Sebuah Keinginan yang membuat kesempurnaan menjadi sebuah syarat utama yang tak berlaku.
Ahmad Junaedi, akrab disapa Dedy, 39 tahun silam terlahir dengan kedua kaki lumpuh layu, lutut menjadi tumpuan untuk aktifitas sehari-hari. Namun bungsu dari empat bersaudara ini, sejak kecil seperti tak hendak terus meratapi kekurangannya. Dalam kenangan teman-temannya, semasa kecil Dedy bermain bersama anak-anak sebaya seolah tak memiliki keterbatasan. “Ya lari-lari, malah ikut bermain bola,” kenang seorang kerabatnya.

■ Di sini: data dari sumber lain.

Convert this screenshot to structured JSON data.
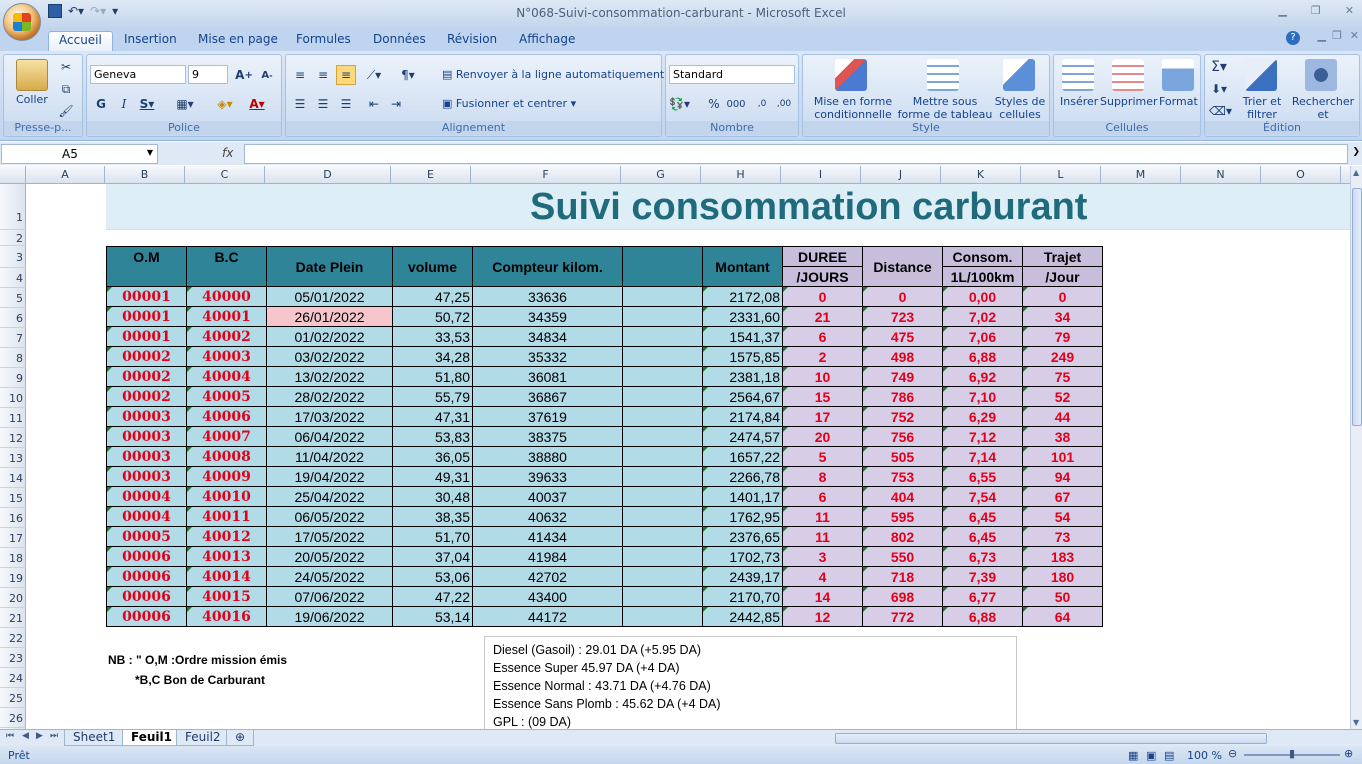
{
  "window": {
    "title": "N°068-Suivi-consommation-carburant - Microsoft Excel"
  },
  "tabs": [
    "Accueil",
    "Insertion",
    "Mise en page",
    "Formules",
    "Données",
    "Révision",
    "Affichage"
  ],
  "ribbon": {
    "clipboard": {
      "label": "Presse-p...",
      "paste": "Coller"
    },
    "font": {
      "label": "Police",
      "name": "Geneva",
      "size": "9"
    },
    "alignment": {
      "label": "Alignement",
      "wrap": "Renvoyer à la ligne automatiquement",
      "merge": "Fusionner et centrer"
    },
    "number": {
      "label": "Nombre",
      "format": "Standard"
    },
    "style": {
      "label": "Style",
      "cond": "Mise en forme conditionnelle",
      "table": "Mettre sous forme de tableau",
      "cellstyles": "Styles de cellules"
    },
    "cells": {
      "label": "Cellules",
      "insert": "Insérer",
      "delete": "Supprimer",
      "format": "Format"
    },
    "edit": {
      "label": "Édition",
      "sort": "Trier et filtrer",
      "find": "Rechercher et sélectionner"
    }
  },
  "formula": {
    "namebox": "A5",
    "fx": "fx"
  },
  "columns": [
    "A",
    "B",
    "C",
    "D",
    "E",
    "F",
    "G",
    "H",
    "I",
    "J",
    "K",
    "L",
    "M",
    "N",
    "O"
  ],
  "rows": [
    "1",
    "2",
    "3",
    "4",
    "5",
    "6",
    "7",
    "8",
    "9",
    "10",
    "11",
    "12",
    "13",
    "14",
    "15",
    "16",
    "17",
    "18",
    "19",
    "20",
    "21",
    "22",
    "23",
    "24",
    "25",
    "26"
  ],
  "sheet": {
    "title": "Suivi consommation carburant",
    "headers": {
      "om": "O.M",
      "bc": "B.C",
      "date": "Date Plein",
      "volume": "volume",
      "compteur": "Compteur kilom.",
      "montant": "Montant",
      "duree": "DUREE",
      "duree_sub": "/JOURS",
      "distance": "Distance",
      "consom": "Consom.",
      "consom_sub": "1L/100km",
      "trajet": "Trajet",
      "trajet_sub": "/Jour"
    },
    "data": [
      [
        "00001",
        "40000",
        "05/01/2022",
        "47,25",
        "33636",
        "2172,08",
        "0",
        "0",
        "0,00",
        "0"
      ],
      [
        "00001",
        "40001",
        "26/01/2022",
        "50,72",
        "34359",
        "2331,60",
        "21",
        "723",
        "7,02",
        "34"
      ],
      [
        "00001",
        "40002",
        "01/02/2022",
        "33,53",
        "34834",
        "1541,37",
        "6",
        "475",
        "7,06",
        "79"
      ],
      [
        "00002",
        "40003",
        "03/02/2022",
        "34,28",
        "35332",
        "1575,85",
        "2",
        "498",
        "6,88",
        "249"
      ],
      [
        "00002",
        "40004",
        "13/02/2022",
        "51,80",
        "36081",
        "2381,18",
        "10",
        "749",
        "6,92",
        "75"
      ],
      [
        "00002",
        "40005",
        "28/02/2022",
        "55,79",
        "36867",
        "2564,67",
        "15",
        "786",
        "7,10",
        "52"
      ],
      [
        "00003",
        "40006",
        "17/03/2022",
        "47,31",
        "37619",
        "2174,84",
        "17",
        "752",
        "6,29",
        "44"
      ],
      [
        "00003",
        "40007",
        "06/04/2022",
        "53,83",
        "38375",
        "2474,57",
        "20",
        "756",
        "7,12",
        "38"
      ],
      [
        "00003",
        "40008",
        "11/04/2022",
        "36,05",
        "38880",
        "1657,22",
        "5",
        "505",
        "7,14",
        "101"
      ],
      [
        "00003",
        "40009",
        "19/04/2022",
        "49,31",
        "39633",
        "2266,78",
        "8",
        "753",
        "6,55",
        "94"
      ],
      [
        "00004",
        "40010",
        "25/04/2022",
        "30,48",
        "40037",
        "1401,17",
        "6",
        "404",
        "7,54",
        "67"
      ],
      [
        "00004",
        "40011",
        "06/05/2022",
        "38,35",
        "40632",
        "1762,95",
        "11",
        "595",
        "6,45",
        "54"
      ],
      [
        "00005",
        "40012",
        "17/05/2022",
        "51,70",
        "41434",
        "2376,65",
        "11",
        "802",
        "6,45",
        "73"
      ],
      [
        "00006",
        "40013",
        "20/05/2022",
        "37,04",
        "41984",
        "1702,73",
        "3",
        "550",
        "6,73",
        "183"
      ],
      [
        "00006",
        "40014",
        "24/05/2022",
        "53,06",
        "42702",
        "2439,17",
        "4",
        "718",
        "7,39",
        "180"
      ],
      [
        "00006",
        "40015",
        "07/06/2022",
        "47,22",
        "43400",
        "2170,70",
        "14",
        "698",
        "6,77",
        "50"
      ],
      [
        "00006",
        "40016",
        "19/06/2022",
        "53,14",
        "44172",
        "2442,85",
        "12",
        "772",
        "6,88",
        "64"
      ]
    ],
    "notes": {
      "line1": "NB : \" O,M :Ordre mission émis",
      "line2": "*B,C    Bon de Carburant"
    },
    "fuel": [
      "Diesel (Gasoil) : 29.01  DA (+5.95 DA)",
      "Essence Super 45.97 DA (+4 DA)",
      "Essence Normal : 43.71  DA (+4.76 DA)",
      "Essence Sans Plomb : 45.62 DA (+4 DA)",
      "GPL : (09 DA)"
    ]
  },
  "sheettabs": [
    "Sheet1",
    "Feuil1",
    "Feuil2"
  ],
  "status": {
    "ready": "Prêt",
    "zoom": "100 %"
  }
}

Ketika dewasa, Dedy pun ingin terus hidup normal. Dengan bahasa isyarat, ia mengatakan tak pernah ingin menadah belas kasih orang dengan menjadi pengemis, maka menjadi tukang parkir di salah satu sudut keramaian di Jalan Ciledug Raya telah ia lakoni puluhan tahun. Sampai sekarang.

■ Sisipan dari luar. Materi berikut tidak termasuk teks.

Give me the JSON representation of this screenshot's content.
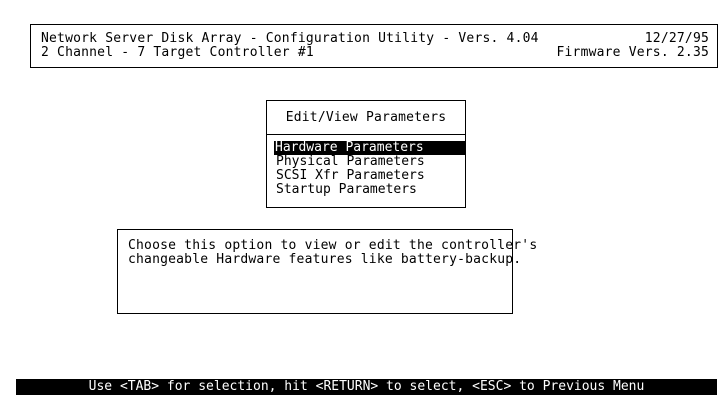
{
  "header": {
    "title_line": "Network Server Disk Array - Configuration Utility - Vers. 4.04",
    "date": "12/27/95",
    "subtitle_line": "2 Channel - 7 Target Controller #1",
    "firmware": "Firmware Vers. 2.35"
  },
  "menu": {
    "title": "Edit/View Parameters",
    "items": [
      {
        "label": "Hardware Parameters",
        "selected": true
      },
      {
        "label": "Physical Parameters",
        "selected": false
      },
      {
        "label": "SCSI Xfr Parameters",
        "selected": false
      },
      {
        "label": "Startup Parameters",
        "selected": false
      }
    ]
  },
  "description": {
    "line1": "Choose this option to view or edit the controller's",
    "line2": "changeable Hardware features like battery-backup."
  },
  "statusbar": {
    "text": "Use <TAB> for selection, hit <RETURN> to select, <ESC> to Previous Menu"
  }
}
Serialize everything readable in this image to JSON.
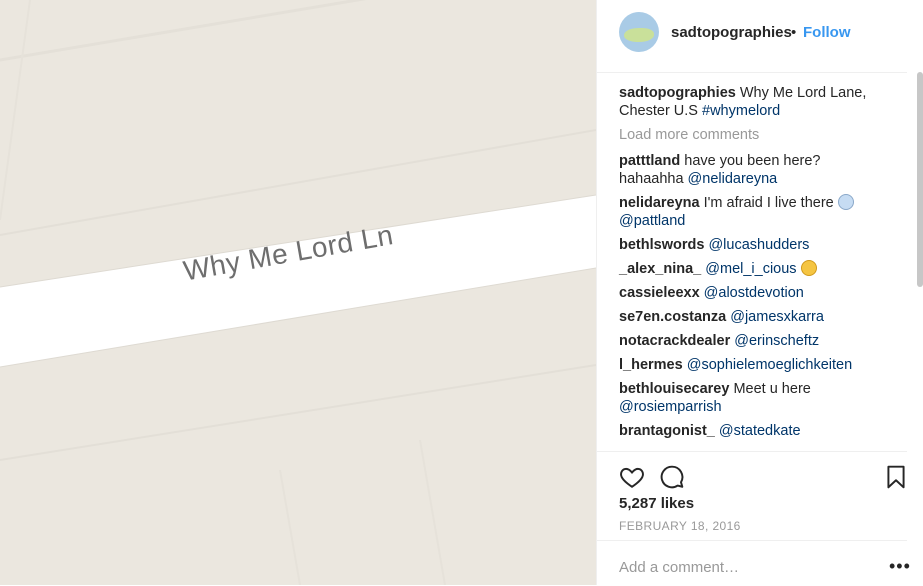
{
  "photo": {
    "street_label": "Why Me Lord Ln"
  },
  "header": {
    "username": "sadtopographies",
    "separator": "•",
    "follow_label": "Follow"
  },
  "caption": {
    "user": "sadtopographies",
    "text": "Why Me Lord Lane, Chester U.S",
    "hashtag": "#whymelord"
  },
  "load_more_label": "Load more comments",
  "comments": [
    {
      "user": "patttland",
      "text": "have you been here? hahaahha",
      "mention": "@nelidareyna"
    },
    {
      "user": "nelidareyna",
      "text": "I'm afraid I live there",
      "emoji": "fearful-face",
      "mention": "@pattland"
    },
    {
      "user": "bethlswords",
      "text": "",
      "mention": "@lucashudders"
    },
    {
      "user": "_alex_nina_",
      "text": "",
      "mention": "@mel_i_cious",
      "emoji": "laughing-face"
    },
    {
      "user": "cassieleexx",
      "text": "",
      "mention": "@alostdevotion"
    },
    {
      "user": "se7en.costanza",
      "text": "",
      "mention": "@jamesxkarra"
    },
    {
      "user": "notacrackdealer",
      "text": "",
      "mention": "@erinscheftz"
    },
    {
      "user": "l_hermes",
      "text": "",
      "mention": "@sophielemoeglichkeiten"
    },
    {
      "user": "bethlouisecarey",
      "text": "Meet u here",
      "mention": "@rosiemparrish"
    },
    {
      "user": "brantagonist_",
      "text": "",
      "mention": "@statedkate"
    }
  ],
  "likes": "5,287 likes",
  "date": "FEBRUARY 18, 2016",
  "add_comment_placeholder": "Add a comment…",
  "more_label": "•••",
  "colors": {
    "accent": "#3897f0",
    "mention": "#003569",
    "map_bg": "#ebe7df",
    "road": "#ffffff"
  }
}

Saat jalanan macet dan ini sering terjadi karena kian bertambah jumlah kendaraan, Dedy tak segan meninggalkan tempat parkir beranjak menuju persimpangan jalan. Dengan tubuh tak lebih tinggi dari sepeda motor, ia memberi aba-aba mengatur jalan. Tangannya bergerak-gerak menahan dan memberi giliran pada arus kendaraan.
Sekilas ngeri melihat tubuh kecil Dedy berada diantara belantara berbagai rupa kendaraan. Namun bunyi peluit dari mulut seseorang yang dipenuhi oleh rasa percaya diri mampu menyingkirkan kekhawatiran. Dari semula kasian, pemakai jalan pun merasa segan untuk kemudian patuh dalm antian. Maka cairlah kemacetan.

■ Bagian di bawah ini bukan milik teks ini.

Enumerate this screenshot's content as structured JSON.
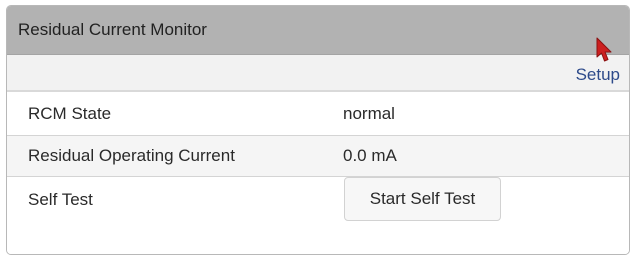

Untuk jasanya membantu mengatasi kemacetan, Dedy tak prnah menadahkan tangan, tetapi sesekali pemakai jalan mengulurkan uang receh sebagai tanda simpati dan terimakasih, bahkan seseorang anggota Polisi bersimpati pada kesungguhannya ikut mengatur jalan, memberi Dedy seragam Polisi yang sekarang ia pakai.
Lain soal untuk jasa parkir. Menggunakan isyarat jari, ia menyebut tarif 2.000 perak. Maklum, ia harus membaginya untuk setoran. Bahkan pemerintah pun memungut dari orang-orang yang penuh keterbatasan fisik seperti Dedy.
Sesekali ketika jalanan telah lancar, ia kembali ke kursi roda usang di sudut persimpangan melepas lelah atau sekedar menghela nafas di antara semburan asap knalpot kendaraan. Begitu macet lagi, ia akan segera meninggalkan “posko” untuk kembali turun ke jalan. Terus berulang kali seperti itu, karena kemacetan telah menjadi kutukan yang menyertai kehidupan kota, seperti keterbatasan fisik yang harus di sandang Dedy sepanjang hayat.